A Refinaria de Manguinhos, por exemplo, chegou a ter sua inscrição estadual em São Paulo cassada. Ela foi classificada pelo Estado como devedora contumaz de impostos. Ela e as demais empresas negam as irregularidades apontadas.

m agosto do ano passado, a Superintendência-Geral do Cade concluiu não haver efeitos anticoncorrenciais nas práticas denunciadas e arquivou o inquérito. Entre as justificativas apresentadas pela SG, nenhuma das empresas detem poder de mercado, mantendo-se abaixo de 20% de participação, o que impediria o sucesso em uma estratégia de sonegação de impostos para prejudicar concorrentes.

Os técnicos do Cade ponderaram que “está claro, por exemplo, que práticas que visem deliberadamente retardar o recolhimento de impostos ou, mais graves, práticas de sonegação fiscal, causam prejuízos à sociedade”.

“Importante, neste sentido, este Cade dar conhecimento às autoridades competentes deste Inquéritos Administrativos, visando dar-lhes um melhor conhecimento deste mercado e das demandas que chegam a este Conselho”, assinala a nota técnica, assinada por Patricia Sakowski, superintendente-geral substituta, Cristiane Landerdahl de Albuquerque, coordenadora-geral e Alessandro Guimarães Pereira, analista em Ciência e Tecnologia.

Apesar disso, segundo os técnicos do órgão antitruste, não é competência do Cade mediar conflitos de natureza tributária.

“A presente análise não encontrou, pelo conhecimento dos fatos por esta SG e sob o ponto de vista da análise antitruste, nexo de causalidade entre a atuação das representadas e algum dano ao ambiente concorrencial, mesmo que potencial.

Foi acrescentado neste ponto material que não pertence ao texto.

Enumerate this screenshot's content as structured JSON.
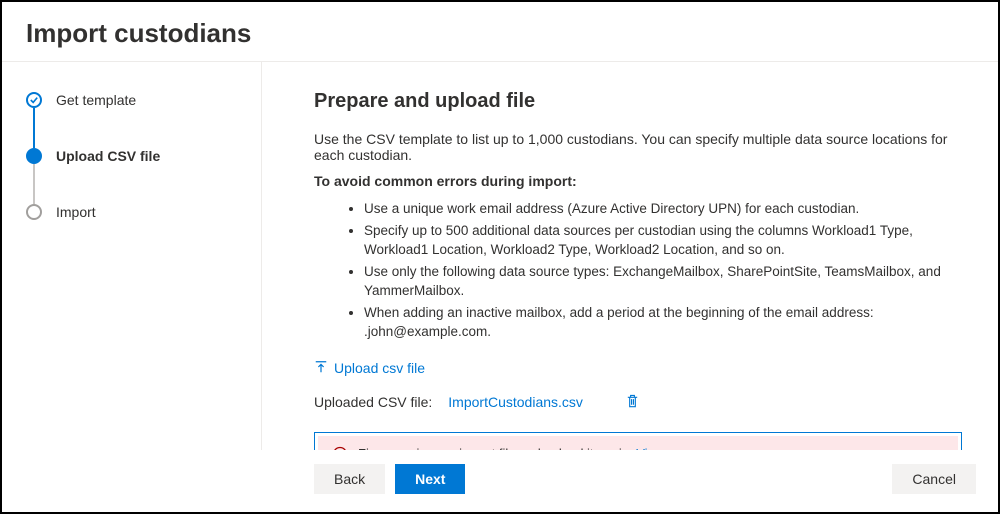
{
  "title": "Import custodians",
  "steps": {
    "s1": "Get template",
    "s2": "Upload CSV file",
    "s3": "Import"
  },
  "main": {
    "heading": "Prepare and upload file",
    "description": "Use the CSV template to list up to 1,000 custodians. You can specify multiple data source locations for each custodian.",
    "subheading": "To avoid common errors during import:",
    "bullets": {
      "b1": "Use a unique work email address (Azure Active Directory UPN) for each custodian.",
      "b2": "Specify up to 500 additional data sources per custodian using the columns Workload1 Type, Workload1 Location, Workload2 Type, Workload2 Location, and so on.",
      "b3": "Use only the following data source types: ExchangeMailbox, SharePointSite, TeamsMailbox, and YammerMailbox.",
      "b4": "When adding an inactive mailbox, add a period at the beginning of the email address: .john@example.com."
    },
    "upload_link": "Upload csv file",
    "file_label": "Uploaded CSV file:",
    "file_name": "ImportCustodians.csv",
    "alert_text": "Fix errors in your import file and upload it again. ",
    "alert_link": "View errors"
  },
  "footer": {
    "back": "Back",
    "next": "Next",
    "cancel": "Cancel"
  }
}
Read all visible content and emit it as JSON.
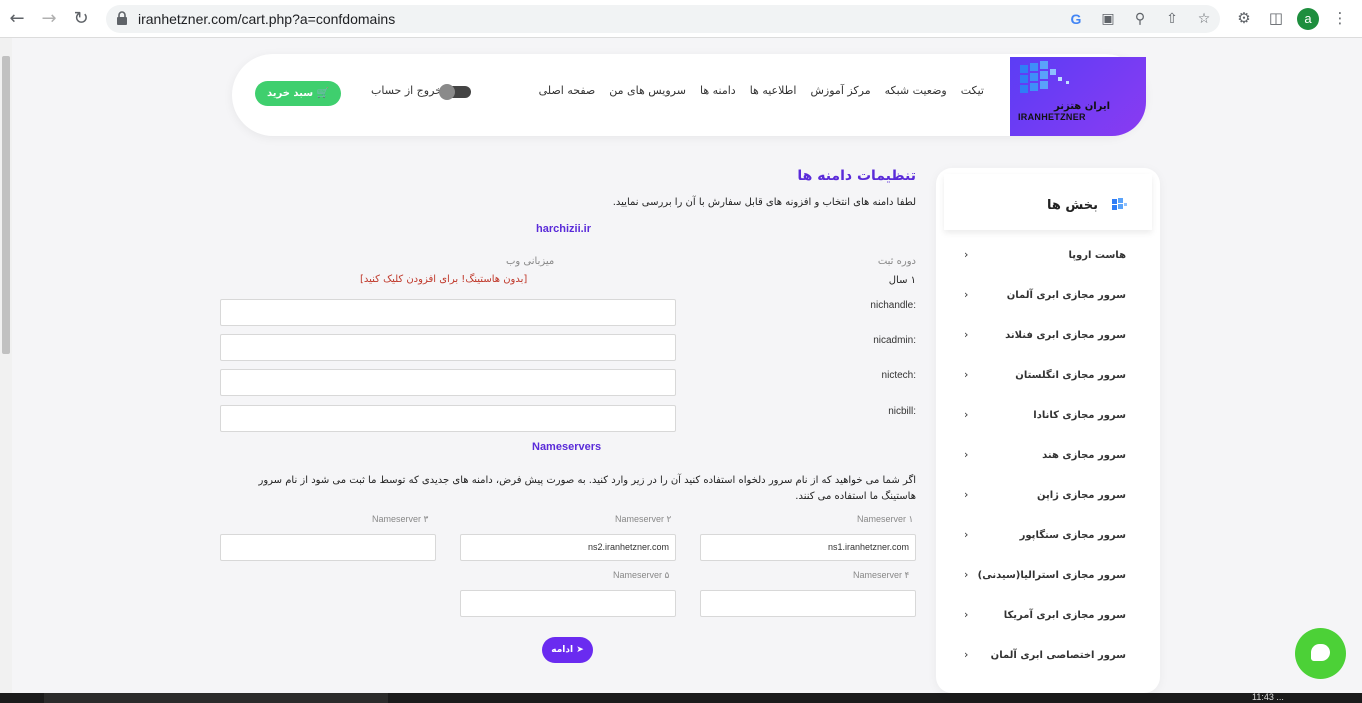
{
  "browser": {
    "url": "iranhetzner.com/cart.php?a=confdomains",
    "avatar_letter": "a"
  },
  "taskbar": {
    "clock": "11:43 ..."
  },
  "header": {
    "logo_fa": "ایران هتزنر",
    "logo_en": "IRANHETZNER",
    "menu": [
      "صفحه اصلی",
      "سرویس های من",
      "دامنه ها",
      "اطلاعیه ها",
      "مرکز آموزش",
      "وضعیت شبکه",
      "تیکت"
    ],
    "logout": "خروج از حساب",
    "cart": "سبد خرید"
  },
  "sidebar": {
    "title": "بخش ها",
    "items": [
      "هاست اروپا",
      "سرور مجازی ابری آلمان",
      "سرور مجازی ابری فنلاند",
      "سرور مجازی انگلستان",
      "سرور مجازی کانادا",
      "سرور مجازی هند",
      "سرور مجازی ژاپن",
      "سرور مجازی سنگاپور",
      "سرور مجازی استرالیا(سیدنی)",
      "سرور مجازی ابری آمریکا",
      "سرور اختصاصی ابری آلمان"
    ]
  },
  "main": {
    "title": "تنظیمات دامنه ها",
    "intro": "لطفا دامنه های انتخاب و افزونه های قابل سفارش با آن را بررسی نمایید.",
    "domain": "harchizii.ir",
    "reg_period_label": "دوره ثبت",
    "reg_period_value": "۱ سال",
    "hosting_label": "میزبانی وب",
    "hosting_value": "[بدون هاستینگ! برای افزودن کلیک کنید]",
    "fields": [
      {
        "label": "nichandle:",
        "value": ""
      },
      {
        "label": "nicadmin:",
        "value": ""
      },
      {
        "label": "nictech:",
        "value": ""
      },
      {
        "label": "nicbill:",
        "value": ""
      }
    ],
    "ns_heading": "Nameservers",
    "ns_desc": "اگر شما می خواهید که از نام سرور دلخواه استفاده کنید آن را در زیر وارد کنید. به صورت پیش فرض، دامنه های جدیدی که توسط ما ثبت می شود از نام سرور هاستینگ ما استفاده می کنند.",
    "nameservers": [
      {
        "label": "Nameserver ۱",
        "value": "ns1.iranhetzner.com"
      },
      {
        "label": "Nameserver ۲",
        "value": "ns2.iranhetzner.com"
      },
      {
        "label": "Nameserver ۳",
        "value": ""
      },
      {
        "label": "Nameserver ۴",
        "value": ""
      },
      {
        "label": "Nameserver ۵",
        "value": ""
      }
    ],
    "continue": "ادامه"
  }
}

Não se comprovou, enfim, a prática de condutas, seja semelhantes a sham litigation ou preços predatórios ou, ainda, de outra natureza, como condutas coordenadas, abarcadas pela Lei 12.529/2011 que permitam concluir por dano sensível ao ambiente concorrencial no período avaliado”, defendeu a SG.

Pedido de avocação

Em sessão extraordinária realizada em 20 de janeiro deste ano, o conselheiro Luis Braido apresentou seu despacho pela avocação do processo.

No início de seu voto, o conselheiro disse que, a partir do momento em que solicitou a avocação do inquérito, as empresas representadas atuaram em duas frentes: tecnicamente e politicamente.

“Após o despacho, houve duas linhas de defesas empreendidas pelas empresas. Uma técnica profissional, com a apresentação de memorandos e audiências, e outra político-midiática, com notas na imprensa e atuação de bastidor sem elementos de interesse público”, relatou Braido.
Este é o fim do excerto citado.